L’heure est grave. Et curieusement cela ne semble ou presque émouvoir personne et les Maliens ont fatalement ou presque mis par procuration leur destin entre des mains qui ne s’encombrent point de morale et de bienveillance vis-à-vis de leur mandataire. Et dans tout cela, la réserve qui sied à notre statut nous impose le redoutable et mortel sacrifice de nous taire même quand la patrie est en danger.

A ce pain, nous ne mangerons point, même si la diète doit nous précipiter au fond de nos tombes.
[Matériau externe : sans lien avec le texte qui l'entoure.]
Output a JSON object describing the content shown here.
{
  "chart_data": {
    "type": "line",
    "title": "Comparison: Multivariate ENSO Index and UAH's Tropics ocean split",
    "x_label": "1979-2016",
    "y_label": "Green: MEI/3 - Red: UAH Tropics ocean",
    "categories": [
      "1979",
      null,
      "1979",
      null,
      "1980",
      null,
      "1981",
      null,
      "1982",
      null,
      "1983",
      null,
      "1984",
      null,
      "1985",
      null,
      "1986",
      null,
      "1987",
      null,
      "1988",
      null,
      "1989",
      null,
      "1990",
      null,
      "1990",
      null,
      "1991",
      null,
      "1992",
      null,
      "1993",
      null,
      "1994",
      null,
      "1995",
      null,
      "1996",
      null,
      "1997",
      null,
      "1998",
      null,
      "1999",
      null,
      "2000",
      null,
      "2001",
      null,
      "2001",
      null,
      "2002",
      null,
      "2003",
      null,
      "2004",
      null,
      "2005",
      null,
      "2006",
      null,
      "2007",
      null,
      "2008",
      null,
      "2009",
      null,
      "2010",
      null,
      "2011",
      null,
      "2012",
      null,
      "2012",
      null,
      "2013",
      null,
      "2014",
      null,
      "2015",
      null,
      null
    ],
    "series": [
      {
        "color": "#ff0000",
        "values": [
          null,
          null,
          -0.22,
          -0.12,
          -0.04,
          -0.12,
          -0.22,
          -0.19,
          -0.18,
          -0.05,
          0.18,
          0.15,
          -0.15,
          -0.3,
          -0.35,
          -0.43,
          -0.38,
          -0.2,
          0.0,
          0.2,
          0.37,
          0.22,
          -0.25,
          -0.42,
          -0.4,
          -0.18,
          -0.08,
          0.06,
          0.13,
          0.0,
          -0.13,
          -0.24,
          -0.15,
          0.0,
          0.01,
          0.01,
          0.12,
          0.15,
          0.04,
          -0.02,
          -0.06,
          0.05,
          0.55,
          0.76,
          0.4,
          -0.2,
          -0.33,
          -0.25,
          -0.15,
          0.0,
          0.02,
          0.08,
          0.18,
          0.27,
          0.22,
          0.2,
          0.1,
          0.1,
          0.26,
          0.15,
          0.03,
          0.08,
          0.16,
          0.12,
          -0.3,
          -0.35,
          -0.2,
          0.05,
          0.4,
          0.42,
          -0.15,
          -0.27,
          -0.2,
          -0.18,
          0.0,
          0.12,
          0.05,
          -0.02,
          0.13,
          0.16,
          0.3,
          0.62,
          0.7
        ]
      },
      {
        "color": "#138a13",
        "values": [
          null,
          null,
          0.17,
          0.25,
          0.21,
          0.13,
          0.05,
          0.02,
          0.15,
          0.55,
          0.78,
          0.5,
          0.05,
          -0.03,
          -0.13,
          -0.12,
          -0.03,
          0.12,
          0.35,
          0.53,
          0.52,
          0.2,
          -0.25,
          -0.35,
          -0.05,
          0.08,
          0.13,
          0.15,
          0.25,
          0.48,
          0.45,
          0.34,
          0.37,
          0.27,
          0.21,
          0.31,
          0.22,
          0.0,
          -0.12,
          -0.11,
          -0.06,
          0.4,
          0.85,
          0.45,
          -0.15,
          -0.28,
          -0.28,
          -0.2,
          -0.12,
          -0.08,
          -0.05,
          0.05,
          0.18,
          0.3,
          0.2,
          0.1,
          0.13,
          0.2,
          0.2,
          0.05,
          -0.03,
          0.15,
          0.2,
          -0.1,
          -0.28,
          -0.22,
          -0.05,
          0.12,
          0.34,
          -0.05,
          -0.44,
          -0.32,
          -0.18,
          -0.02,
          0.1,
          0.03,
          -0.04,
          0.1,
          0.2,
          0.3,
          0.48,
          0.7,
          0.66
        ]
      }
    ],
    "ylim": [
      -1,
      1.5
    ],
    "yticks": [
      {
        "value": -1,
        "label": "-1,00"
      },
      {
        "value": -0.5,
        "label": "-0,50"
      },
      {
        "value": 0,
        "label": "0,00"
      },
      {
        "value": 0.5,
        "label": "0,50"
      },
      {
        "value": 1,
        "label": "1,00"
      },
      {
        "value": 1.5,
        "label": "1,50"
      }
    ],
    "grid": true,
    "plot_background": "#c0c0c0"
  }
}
Lorsque le poète français Lamartine fut attaqué par l’un de ses brillants contemporains, le poète Barthelemy qui lui reprochait d’avilir sa Muse en sollicitant les suffrages des Libéraux, sa réplique fut non seulement véhémente, mais aussi magnifique tout en lui opposant son idéal de liberté. Et les vers que lui firent inspirer cette épouvante sont de toute beauté :

” Honte à qui peut chanter pendant que Rome brûle

S’il n’a pas l’âme et la lyre de Néron…..

Honte à qui peut chanter pendant que les sicaires

En secouant leur torche aiguisent leurs poignards… ”

Revenons à nos peines et détachons-nous un instant des tumultes politiques français du XIXème siècle. Disons – et c’est bien d’écorcher les non-dits – que le problème d’Anefis tire ses origines d’un contentieux que nos autorités et la Communauté internationale se doivent de résoudre en toute priorité avant qu’il ne prenne d’autres proportions. Il s’agit notamment du récursif conflit opposant la communauté des Ifoghas et alliés et celle des Imghad majoritaires; deux ethnies appelées à cohabiter et à vivre ensemble sur un même espace géographique comme leurs ancêtres l’ont fait durant des millénaires.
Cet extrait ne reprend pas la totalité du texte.